Mr Pattison has been involved with the Waimarama club for about seven years and his daughter and son have also joined the volunteer ranks to what is an absolutely essential community service.
"The club year to date has performed 1900 volunteer hours, rescued 13 people and undertaken 36 assists where people have been assisted to get to shore.
"It would be fair to say that it is 13 people who may not be with us today if it was not for this essential service and perhaps more, if we were not on hand to assist the others to shore," he said.
"The recent incident at the beach is tough on our club and the lifeguards involved. No one wants to experience a loss of life — it is days now when you constantly reflect on what we could have done differently, but the reality is we cannot be there 24/7 and unfortunately these things do happen.
"This is our beach which we patrol at and we all want to protect the people who use it."
When a successful rescue is carried out there is a feeling of fulfilment, but when there is a loss of life it was traumatic.
"It does hit home hard."
Mr Pattison said the lifesavers involved were brought together and supported.
"We rally together and we have a system and process where Victim Support can come in — systems that deal with emotion."
For the lifesavers what they do is simply a passion.
"We all want to protect our community around water, it is something that constantly occurs whether you are on duty or not."

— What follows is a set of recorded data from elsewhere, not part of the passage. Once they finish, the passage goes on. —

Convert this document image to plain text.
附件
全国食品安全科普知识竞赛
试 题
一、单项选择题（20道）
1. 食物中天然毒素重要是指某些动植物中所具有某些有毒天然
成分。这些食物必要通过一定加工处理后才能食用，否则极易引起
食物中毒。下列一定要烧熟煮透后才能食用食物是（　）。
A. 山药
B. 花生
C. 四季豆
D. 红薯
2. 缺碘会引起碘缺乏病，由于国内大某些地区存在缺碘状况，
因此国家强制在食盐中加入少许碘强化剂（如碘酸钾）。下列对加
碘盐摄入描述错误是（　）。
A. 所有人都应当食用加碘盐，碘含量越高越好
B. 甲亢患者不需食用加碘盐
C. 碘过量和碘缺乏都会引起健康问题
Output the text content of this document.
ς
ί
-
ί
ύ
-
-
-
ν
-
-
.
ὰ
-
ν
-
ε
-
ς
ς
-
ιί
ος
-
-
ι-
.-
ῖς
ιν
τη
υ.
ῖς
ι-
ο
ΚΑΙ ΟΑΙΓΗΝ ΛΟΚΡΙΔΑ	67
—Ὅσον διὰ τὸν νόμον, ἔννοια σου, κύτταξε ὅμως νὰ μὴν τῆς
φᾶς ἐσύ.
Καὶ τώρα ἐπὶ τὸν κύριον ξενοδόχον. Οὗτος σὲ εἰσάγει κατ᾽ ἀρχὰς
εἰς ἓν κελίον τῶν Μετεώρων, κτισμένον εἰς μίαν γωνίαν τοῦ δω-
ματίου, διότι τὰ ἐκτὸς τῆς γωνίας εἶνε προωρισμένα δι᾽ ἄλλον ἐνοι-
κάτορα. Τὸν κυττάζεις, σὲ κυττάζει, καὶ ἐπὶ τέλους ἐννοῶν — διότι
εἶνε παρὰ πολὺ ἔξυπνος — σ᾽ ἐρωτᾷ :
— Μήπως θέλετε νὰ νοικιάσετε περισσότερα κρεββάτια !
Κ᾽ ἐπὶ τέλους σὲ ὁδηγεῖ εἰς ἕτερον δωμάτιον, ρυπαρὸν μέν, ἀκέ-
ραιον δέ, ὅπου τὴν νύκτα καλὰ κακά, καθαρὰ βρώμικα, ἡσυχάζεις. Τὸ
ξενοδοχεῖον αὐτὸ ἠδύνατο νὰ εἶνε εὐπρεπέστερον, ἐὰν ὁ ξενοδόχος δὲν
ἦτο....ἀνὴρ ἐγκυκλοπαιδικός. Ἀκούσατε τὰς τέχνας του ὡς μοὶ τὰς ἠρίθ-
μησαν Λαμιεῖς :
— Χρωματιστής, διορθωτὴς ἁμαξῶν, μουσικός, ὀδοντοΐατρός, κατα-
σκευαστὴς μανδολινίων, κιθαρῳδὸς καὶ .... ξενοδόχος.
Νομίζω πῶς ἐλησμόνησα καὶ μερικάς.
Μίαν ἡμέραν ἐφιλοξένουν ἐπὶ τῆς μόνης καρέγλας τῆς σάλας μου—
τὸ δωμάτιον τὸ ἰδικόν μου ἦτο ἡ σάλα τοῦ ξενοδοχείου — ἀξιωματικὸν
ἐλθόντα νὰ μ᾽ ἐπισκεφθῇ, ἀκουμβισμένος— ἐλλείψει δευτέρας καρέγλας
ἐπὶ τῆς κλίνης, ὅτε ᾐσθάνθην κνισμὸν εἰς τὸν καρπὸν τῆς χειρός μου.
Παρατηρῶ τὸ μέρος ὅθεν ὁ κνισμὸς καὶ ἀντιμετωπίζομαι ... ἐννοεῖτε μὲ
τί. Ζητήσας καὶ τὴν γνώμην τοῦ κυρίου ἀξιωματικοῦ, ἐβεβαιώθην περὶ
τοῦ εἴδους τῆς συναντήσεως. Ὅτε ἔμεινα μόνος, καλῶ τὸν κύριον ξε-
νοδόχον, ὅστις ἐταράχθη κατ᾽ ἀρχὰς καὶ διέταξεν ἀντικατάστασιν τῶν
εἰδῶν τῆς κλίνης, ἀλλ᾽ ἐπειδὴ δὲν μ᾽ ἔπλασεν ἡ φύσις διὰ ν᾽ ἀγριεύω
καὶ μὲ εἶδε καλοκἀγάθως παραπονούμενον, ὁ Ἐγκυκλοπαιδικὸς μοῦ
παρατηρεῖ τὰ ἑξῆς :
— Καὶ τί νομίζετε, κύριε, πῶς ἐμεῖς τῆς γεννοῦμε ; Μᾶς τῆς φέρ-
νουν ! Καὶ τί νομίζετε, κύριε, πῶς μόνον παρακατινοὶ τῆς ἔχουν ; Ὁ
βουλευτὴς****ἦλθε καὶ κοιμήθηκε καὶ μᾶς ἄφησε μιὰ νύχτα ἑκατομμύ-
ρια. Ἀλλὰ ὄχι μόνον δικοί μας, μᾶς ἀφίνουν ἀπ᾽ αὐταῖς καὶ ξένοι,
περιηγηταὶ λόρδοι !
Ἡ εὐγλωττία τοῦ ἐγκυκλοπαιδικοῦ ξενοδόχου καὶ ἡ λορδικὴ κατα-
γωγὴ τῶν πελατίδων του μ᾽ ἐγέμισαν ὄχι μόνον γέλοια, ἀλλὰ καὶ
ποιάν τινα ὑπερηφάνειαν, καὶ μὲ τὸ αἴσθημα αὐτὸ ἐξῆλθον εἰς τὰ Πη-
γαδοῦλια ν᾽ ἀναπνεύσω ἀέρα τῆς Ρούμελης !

It was something they had long said — "we are in this for life", and that applied everyday for the lifeguards, Mr Pattison said.
"We want to look after the community and yes, it is a real passion."
He said the lifesaving crew loved to engage with the Waimarama community and said on the whole (apart from an occasional exception) the public were respectful.
However, there had been a couple of occasions which he likened to a recently publicised incident at Bethells Beach in Auckland where a lifeguard was abused for trying to advise a man to get his youngsters away from a strong tidal pull in the area.
"It's disappointing to see something like that because we just want everyone to be safe."
Mr Pattison said there had never been a drowning ever reported between the flags and the one thing people had to do was heed the advice — heed the warnings.
It was frustrating for lifeguards to see people enter the water 20 or 30m along the beach outside of the patrol area flags.
"It stretches our resources, as the public are relying on us to monitor the flagged area, but we also get drawn into monitoring the beach outside of the flagged area.
"We put rip warning signs out, but people will still go in," he said.
"Often many people do not know what a rip looks like and where it looks calmer they think this is the safest part of the beach to swim, this is more often than not where rips are actually working or where deeper channels of water are."
Mr Pattison advised, if lifeguards were not on patrol, the bottom line was effectively "if in doubt don't go out".
In a perfect world the devoted lifesaving crews across the land would rather they did not have to put their skills to practical use, but as statistics reveal it is far from a perfect world.
"No one wants to experience a loss of life."